‘The Higher School of Economics is blessed to have very talented students’
We spoke to Joshua Hawley, Ed.D, Professor at the Ohio University, USA, who came to the Higher School of Economics to conduct longitude research and deliver a course on Educational Policy at the HSE Faculty of Public Administration.
- How long have you been cooperating with the Higher School of Economics? How did you establish partner relations?
- This is my third visit to Russia:I have already been to Krasnoyarsk, Tver and Tomsk. I came to Moscow at the invitation of Isak Froumin, acting Vice Rector and Academic Supervisor of the HSE Institute for the Development of Education. I taught a course on Educational Policies. The major part of my audience were undergraduate students of the Faculty of Public Administration. Apart from that, one of the purposes of my visit was work on the research of educational and labour trajectories of school and university graduates together with Dmitriy Popov, researcher at the HSE Institute for the Development of Education. When I came here, we discovered a mutual interest in the problems of student dropouts, which the HSE is starting to study today.
- What was your course about?
- Generally speaking, the course allows the students to get an understanding of how the U.S. and Russian educational systems work, how educational policies are applied in these countries, including their comparison to world trends. It turned out that globally, and this was a surprise for many students, educational strategies in US and Russia are not very different. We can say that Russian and American educational policies are in many ways similar.
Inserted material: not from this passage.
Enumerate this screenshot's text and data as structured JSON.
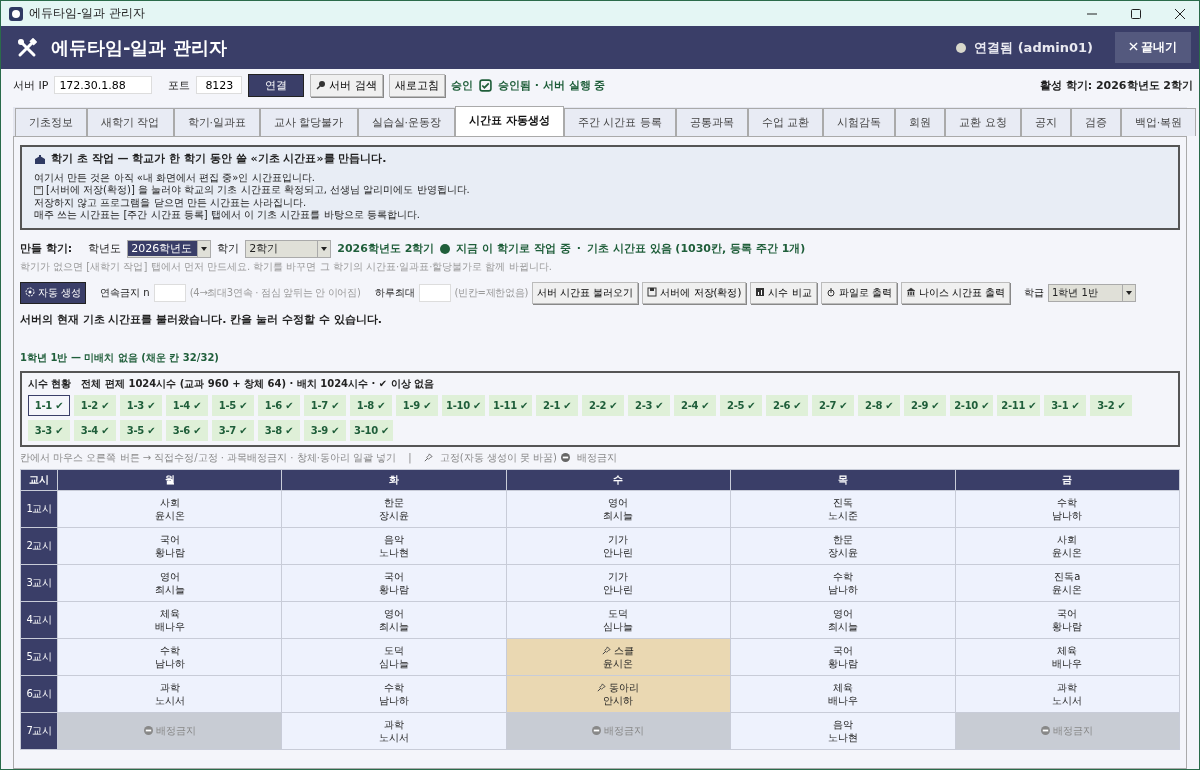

- Did anything in the Russian educational system seem surprising to you?
- From my point of view, Russian education continues to be very narrowly specialized, and this is a legacy of the Soviet planning system, a result of educational models from Cold War times. I have seen similar situations in other post-Soviet countries, such as Kazakhstan. But in the modern world everything changes rapidly, including technologies and the labour market. And a specialization which exists today can disappear overnight. In the U.S. education system the focus is much broader.
- What impressions of Russian students did you get?
- I can say that the Higher School of Economics is blessed to have very talented students! I was impressed with their level of English. And they showed good results in classes, taking in account that they haven't had any courses on education before.
- Could you tell us about the research you are working on, are there any specifics in the study of dropouts in Russian and US universities?
- In the US I have been studying how institutions help students graduate, and here we are interested more in the reverse:how institutions help students fail. But it's the same concept, the same statistical procedure. But we are only at the beginning of our study, and I believe the results will be very interesting, and we shall publish them in a joint article.
- Why is the Higher School of Economics interesting to you?
- Firstly, the HSE conducts many studies based on quantitative methods, and secondly research of education and universities is developing very actively here. These two factors are very important for me, and additionaly, I personally know many people working here, I met them at conferences and have experience of conducting joint projects with some of them.
The HSE has some advantages even compared with my home university. I was pleasantly surprised with the system of research and educational laboratories which allows even undergraduate students to be involved in research work.
We also had an interesting discussion during the Institute for the Development of Education's weekly seminar, where I spoke about dropouts in US universities ( Presentation for the report)
And of course the April Conference seemed quite interesting to me. I delivered a report on the outputs of higher education in the engineering, technological and scientific spheres.
- Do you have any plans for further cooperation?
- Initially, we shall continue the joint research on student dropouts in Ohio University as well as at the HSE. And secondly, the Ohio University is now considering opening an office in Eastern Europe, as part of its internationalization strategy. And from my point of view, the HSE could become a potential base for such an office.